Data analysis and visualization of electric vehicle engineering

We have visualized data using Excel to understand the relationship between battery chemistries and capacity. Examined Python code for tuning a Proportional – Integral – Derivative (PID) controller to understand its role in improving control accuracy. The challenges and benefits of PID tuning are discussed, highlighting the importance of precise tuning for optimal performance, efficiency, and safety. Analysing the impact of various battery form factors, including cylindrical, pouch, and prismatic options, on system cost, safety, and durability. Furthermore, the paper explores design trade-offs in electric vehicle development, emphasizing the need for balancing competing parameters such as performance, durability, and cost-effectiveness.
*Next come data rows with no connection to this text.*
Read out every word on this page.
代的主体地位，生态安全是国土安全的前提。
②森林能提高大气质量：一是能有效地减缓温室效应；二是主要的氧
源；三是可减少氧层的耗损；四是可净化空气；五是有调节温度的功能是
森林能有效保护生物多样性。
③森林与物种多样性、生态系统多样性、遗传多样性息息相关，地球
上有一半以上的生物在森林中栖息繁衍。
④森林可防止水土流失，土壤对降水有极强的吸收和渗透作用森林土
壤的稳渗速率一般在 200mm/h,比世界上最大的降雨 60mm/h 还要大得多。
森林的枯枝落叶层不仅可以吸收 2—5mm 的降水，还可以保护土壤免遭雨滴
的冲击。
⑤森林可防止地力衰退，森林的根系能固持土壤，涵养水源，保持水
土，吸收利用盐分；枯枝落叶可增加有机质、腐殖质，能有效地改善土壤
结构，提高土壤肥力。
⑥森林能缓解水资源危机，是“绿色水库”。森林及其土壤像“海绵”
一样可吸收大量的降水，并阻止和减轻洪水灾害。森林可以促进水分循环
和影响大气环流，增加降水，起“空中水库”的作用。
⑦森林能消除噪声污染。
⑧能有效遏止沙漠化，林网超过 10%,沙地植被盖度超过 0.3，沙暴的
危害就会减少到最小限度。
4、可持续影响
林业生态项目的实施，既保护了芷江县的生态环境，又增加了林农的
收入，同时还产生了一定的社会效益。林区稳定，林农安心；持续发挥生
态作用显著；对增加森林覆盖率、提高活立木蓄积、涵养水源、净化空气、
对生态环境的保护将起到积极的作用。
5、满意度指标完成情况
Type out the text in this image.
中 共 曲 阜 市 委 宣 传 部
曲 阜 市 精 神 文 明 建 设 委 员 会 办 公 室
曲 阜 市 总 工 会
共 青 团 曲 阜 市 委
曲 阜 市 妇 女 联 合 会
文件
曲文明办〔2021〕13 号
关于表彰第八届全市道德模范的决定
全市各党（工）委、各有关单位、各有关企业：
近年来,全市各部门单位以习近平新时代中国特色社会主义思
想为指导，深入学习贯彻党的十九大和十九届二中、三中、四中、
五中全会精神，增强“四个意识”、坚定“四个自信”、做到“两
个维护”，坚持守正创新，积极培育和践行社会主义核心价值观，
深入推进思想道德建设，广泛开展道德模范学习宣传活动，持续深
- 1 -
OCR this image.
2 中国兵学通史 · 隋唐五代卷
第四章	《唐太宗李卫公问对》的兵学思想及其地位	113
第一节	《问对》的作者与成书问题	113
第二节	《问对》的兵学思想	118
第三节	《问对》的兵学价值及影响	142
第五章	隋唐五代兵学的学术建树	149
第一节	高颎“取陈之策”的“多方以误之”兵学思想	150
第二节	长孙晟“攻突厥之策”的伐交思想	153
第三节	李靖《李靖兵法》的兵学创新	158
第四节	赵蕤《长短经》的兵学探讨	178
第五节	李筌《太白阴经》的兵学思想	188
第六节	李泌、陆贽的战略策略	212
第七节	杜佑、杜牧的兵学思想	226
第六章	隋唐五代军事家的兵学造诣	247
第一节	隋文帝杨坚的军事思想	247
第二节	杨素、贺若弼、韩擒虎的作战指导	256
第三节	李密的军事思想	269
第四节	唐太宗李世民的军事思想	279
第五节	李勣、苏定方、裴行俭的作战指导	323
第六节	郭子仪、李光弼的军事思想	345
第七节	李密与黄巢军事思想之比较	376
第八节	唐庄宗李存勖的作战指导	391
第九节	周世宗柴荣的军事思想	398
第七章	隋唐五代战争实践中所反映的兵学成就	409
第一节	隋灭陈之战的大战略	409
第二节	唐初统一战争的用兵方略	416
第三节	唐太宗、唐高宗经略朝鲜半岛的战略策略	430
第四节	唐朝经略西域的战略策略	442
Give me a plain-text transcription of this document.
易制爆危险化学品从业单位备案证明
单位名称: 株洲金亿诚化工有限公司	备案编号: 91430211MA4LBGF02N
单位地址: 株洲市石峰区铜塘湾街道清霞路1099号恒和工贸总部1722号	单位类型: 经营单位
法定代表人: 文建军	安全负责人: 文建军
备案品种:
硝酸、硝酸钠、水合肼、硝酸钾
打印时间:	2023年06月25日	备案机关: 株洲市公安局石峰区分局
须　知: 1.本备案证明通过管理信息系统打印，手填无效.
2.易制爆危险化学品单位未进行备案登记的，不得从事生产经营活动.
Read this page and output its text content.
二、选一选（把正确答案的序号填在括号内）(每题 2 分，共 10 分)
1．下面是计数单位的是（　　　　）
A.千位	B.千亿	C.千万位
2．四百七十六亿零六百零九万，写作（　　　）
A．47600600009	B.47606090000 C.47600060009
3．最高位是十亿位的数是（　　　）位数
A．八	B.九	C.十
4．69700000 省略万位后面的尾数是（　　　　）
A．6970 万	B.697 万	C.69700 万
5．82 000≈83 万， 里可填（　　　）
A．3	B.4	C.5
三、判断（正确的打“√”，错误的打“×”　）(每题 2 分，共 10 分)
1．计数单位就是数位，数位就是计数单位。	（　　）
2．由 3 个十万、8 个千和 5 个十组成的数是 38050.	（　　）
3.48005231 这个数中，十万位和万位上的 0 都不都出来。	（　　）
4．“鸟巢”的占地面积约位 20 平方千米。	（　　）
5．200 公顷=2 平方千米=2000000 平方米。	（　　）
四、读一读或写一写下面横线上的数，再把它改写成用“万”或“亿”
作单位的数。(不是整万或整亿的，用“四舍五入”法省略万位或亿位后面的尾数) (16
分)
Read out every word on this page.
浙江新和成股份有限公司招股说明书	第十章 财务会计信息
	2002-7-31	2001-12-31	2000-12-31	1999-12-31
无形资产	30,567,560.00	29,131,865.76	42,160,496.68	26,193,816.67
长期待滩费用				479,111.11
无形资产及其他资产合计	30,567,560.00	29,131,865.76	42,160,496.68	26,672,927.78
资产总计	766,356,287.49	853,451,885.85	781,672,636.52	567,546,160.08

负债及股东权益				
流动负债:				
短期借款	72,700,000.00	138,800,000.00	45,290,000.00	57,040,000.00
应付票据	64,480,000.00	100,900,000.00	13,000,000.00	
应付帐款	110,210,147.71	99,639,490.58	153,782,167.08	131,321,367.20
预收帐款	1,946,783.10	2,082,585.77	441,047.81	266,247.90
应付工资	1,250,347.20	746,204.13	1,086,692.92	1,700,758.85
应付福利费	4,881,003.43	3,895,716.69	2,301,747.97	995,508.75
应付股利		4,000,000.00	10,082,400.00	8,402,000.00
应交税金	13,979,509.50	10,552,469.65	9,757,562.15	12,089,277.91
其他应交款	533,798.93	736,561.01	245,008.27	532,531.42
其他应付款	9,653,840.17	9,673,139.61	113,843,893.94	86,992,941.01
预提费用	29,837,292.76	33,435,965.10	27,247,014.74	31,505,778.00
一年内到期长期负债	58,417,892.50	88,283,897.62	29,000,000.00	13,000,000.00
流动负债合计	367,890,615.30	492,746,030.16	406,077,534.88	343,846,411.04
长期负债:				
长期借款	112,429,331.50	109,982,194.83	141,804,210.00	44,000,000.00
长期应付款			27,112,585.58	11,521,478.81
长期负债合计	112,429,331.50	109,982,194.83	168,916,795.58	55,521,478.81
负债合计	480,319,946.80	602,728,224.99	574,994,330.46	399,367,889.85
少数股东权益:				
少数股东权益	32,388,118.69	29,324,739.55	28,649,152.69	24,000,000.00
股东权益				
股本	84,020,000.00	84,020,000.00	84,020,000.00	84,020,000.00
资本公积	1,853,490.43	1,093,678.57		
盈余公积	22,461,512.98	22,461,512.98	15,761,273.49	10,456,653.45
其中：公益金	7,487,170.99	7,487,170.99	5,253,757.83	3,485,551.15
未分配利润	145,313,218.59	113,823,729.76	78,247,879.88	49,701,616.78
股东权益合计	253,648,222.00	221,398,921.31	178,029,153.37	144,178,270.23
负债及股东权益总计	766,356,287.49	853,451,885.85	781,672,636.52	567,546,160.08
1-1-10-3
The characteristics of various battery form factors (cylindrical, pouch, and prismatic) and Light Detection and Ranging (LiDAR) sensors (mechanical, solid-state, and hybrid) are compared, providing insights into their suitability for different applications. Overall, this article offers a comprehensive overview of the intricate relationships between battery chemistries, PID controllers, and design trade-offs in the development of efficient and sustainable electric vehicles. Conducted a comprehensive cost-benefit analysis for different LiDAR sensor models, comparing mechanical scanning, solid-state, and hybrid LiDAR sensors, with a focus on durability, scanning speed, and cost implications. Beside the aforementioned, we have also presented technical findings in a concise format using tables, aiding the engineering division in making informed decisions for various projects.